The US government has begun criminal and civil investigations into the Gulf of Mexico oil spill, Attorney General Eric Holder has announced.
He would not say which companies or individuals were being targeted.
Earlier, BP launched a new attempt to try to contain the spill from its well using undersea robots to cut off the fractured pipe and seal it with a cap.
BP said the spill - the largest in US history - might be capped within 24 hours, but success was not guaranteed.
BP's shares fell sharply on Tuesday following the failure of its previous efforts to "top kill" the leak by pumping mud into the well.
At one stage the share price hit its lowest level for 15 months, as stock markets digested the news that the US was "prepared for the worst scenario" that the leak might not be stopped before August.
Announcing the criminal investigations, Mr Holder said: "We will closely examine the actions of those involved in the spill.
"If we find evidence of illegal behaviour, we will be extremely forceful in our response."
Mr Holder, who was on his first visit to the affected region, said the companies involved had already been ordered to preserve their records.
"We will ensure that every cent, every cent of taxpayer money, will be repaid and that damage to the environment and wildlife will be reimbursed," he said.
Reuters news agency quoted BP as saying in a statement that it would "co-operate with any inquiry that the Department of Justice undertakes".
Speaking in Washington on Tuesday, President Barack Obama described the leak as "the greatest environmental disaster of its kind in our history" and pledged to bring those responsible to justice.
He said it was time to take a comprehensive look at how the oil industry operated and how US government agencies oversaw their operations.
Other companies involved with the Deepwater Horizon rig, which exploded on 20 April with the loss of 11 lives, include rig operator Transocean and oil services companies Halliburton and Cameron International.
In the latest attempt to fit a containment cap, remote-controlled robots on the seabed are cutting the damaged well riser in order to cap it and pipe the leaking oil to the surface.
Chief operating officer Doug Suttles said: "If everything goes well, within the next 24 hours we could have this contained."
But, striking a note of caution, he stressed that success was not guaranteed and urged people to "remember this is being done in 5,000 ft of water, and very small issues take a long time to fix".
BP says the procedure will take all week and it does not expect that cutting the riser will allow significantly more oil to escape.
But government scientists suggest the procedure could release up to 20% more oil initially and the White House says it does not believe BP has been forthcoming about the risks, the BBC's Richard Lister reports from Washington.

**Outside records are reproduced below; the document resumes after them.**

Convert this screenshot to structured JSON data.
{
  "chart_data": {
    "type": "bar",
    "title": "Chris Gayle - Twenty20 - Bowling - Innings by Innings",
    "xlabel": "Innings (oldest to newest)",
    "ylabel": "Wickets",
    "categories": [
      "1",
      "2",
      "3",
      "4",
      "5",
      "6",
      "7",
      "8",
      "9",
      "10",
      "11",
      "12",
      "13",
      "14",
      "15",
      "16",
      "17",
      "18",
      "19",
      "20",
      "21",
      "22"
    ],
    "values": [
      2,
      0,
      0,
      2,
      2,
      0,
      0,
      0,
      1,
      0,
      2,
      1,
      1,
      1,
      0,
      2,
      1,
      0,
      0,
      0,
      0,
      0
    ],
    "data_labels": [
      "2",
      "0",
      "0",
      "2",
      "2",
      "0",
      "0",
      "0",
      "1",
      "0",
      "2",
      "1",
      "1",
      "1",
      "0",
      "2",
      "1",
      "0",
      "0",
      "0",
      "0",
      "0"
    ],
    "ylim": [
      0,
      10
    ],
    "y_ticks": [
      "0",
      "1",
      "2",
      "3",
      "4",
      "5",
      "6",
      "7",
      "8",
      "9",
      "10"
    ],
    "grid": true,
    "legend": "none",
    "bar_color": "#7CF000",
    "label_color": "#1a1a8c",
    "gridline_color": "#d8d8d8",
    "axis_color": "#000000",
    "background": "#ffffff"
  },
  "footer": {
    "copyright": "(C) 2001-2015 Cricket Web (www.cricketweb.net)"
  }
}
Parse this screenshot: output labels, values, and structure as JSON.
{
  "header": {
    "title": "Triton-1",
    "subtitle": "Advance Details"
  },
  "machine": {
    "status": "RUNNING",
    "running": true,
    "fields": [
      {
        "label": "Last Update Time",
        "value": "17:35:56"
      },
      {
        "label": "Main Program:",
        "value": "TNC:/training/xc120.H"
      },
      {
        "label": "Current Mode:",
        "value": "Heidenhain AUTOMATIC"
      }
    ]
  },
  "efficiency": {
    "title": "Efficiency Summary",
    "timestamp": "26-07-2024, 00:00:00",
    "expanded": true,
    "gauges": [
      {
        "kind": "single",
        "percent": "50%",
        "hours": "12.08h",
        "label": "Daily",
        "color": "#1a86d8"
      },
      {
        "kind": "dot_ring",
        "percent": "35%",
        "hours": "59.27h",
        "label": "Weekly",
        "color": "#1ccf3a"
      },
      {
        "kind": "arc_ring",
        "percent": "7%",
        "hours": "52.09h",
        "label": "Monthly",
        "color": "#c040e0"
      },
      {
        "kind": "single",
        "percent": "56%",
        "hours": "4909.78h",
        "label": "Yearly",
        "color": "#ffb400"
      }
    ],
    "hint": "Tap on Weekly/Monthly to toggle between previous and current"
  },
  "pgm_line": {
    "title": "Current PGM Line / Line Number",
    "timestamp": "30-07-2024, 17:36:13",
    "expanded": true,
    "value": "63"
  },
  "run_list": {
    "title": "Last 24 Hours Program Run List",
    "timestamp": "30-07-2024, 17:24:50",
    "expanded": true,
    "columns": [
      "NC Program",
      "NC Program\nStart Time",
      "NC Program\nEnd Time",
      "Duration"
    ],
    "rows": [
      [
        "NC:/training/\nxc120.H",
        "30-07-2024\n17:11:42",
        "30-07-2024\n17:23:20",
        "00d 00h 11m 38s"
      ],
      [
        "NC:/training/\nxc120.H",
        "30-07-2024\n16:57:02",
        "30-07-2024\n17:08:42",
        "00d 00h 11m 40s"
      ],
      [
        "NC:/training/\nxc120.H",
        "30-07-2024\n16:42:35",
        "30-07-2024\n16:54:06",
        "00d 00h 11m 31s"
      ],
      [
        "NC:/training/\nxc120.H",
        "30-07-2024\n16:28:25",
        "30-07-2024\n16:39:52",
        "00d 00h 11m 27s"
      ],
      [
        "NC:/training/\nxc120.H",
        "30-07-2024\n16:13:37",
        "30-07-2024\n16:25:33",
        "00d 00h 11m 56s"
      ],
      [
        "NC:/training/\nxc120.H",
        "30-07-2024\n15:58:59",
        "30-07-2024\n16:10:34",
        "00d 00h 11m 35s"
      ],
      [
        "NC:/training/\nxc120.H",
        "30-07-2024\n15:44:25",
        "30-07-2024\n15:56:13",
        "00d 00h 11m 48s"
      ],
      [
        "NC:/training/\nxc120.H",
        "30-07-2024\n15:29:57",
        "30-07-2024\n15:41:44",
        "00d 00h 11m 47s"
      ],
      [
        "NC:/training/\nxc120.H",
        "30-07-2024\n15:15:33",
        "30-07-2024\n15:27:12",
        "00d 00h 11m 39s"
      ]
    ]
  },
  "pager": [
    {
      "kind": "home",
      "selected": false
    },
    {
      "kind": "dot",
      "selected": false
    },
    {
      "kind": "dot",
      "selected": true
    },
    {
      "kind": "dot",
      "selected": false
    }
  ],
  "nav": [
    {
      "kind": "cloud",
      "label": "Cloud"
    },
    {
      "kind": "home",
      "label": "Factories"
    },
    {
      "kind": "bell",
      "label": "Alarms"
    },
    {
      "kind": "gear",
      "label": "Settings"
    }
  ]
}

Previous attempts by BP to stem the flow of oil have all failed.
Meanwhile, the National Oceanic and Atmospheric Administration (NOAA) warned that winds forecast later this week could move the spill towards the Mississippi and Alabama coasts, which have been less badly affected than Louisiana's shores.
An oil sheen has been seen about nine miles (14.5km) off the coast of Florida, with officials warning it could reach Pensacola Beach by Wednesday, the Associated Press news agency reports.
Tuesday also marked the start of the hurricane season, with NOAA predicting up to 14 hurricanes, of which between three to seven will be "major" tempests, packing winds in excess of 110 mph.
At least 20 million gallons (76 million litres) have now spilled into the Gulf, affecting more than 70 miles (110km) of Louisiana's coastline.
BP has spent more than $940m (£645m) so far in trying to contain the disaster.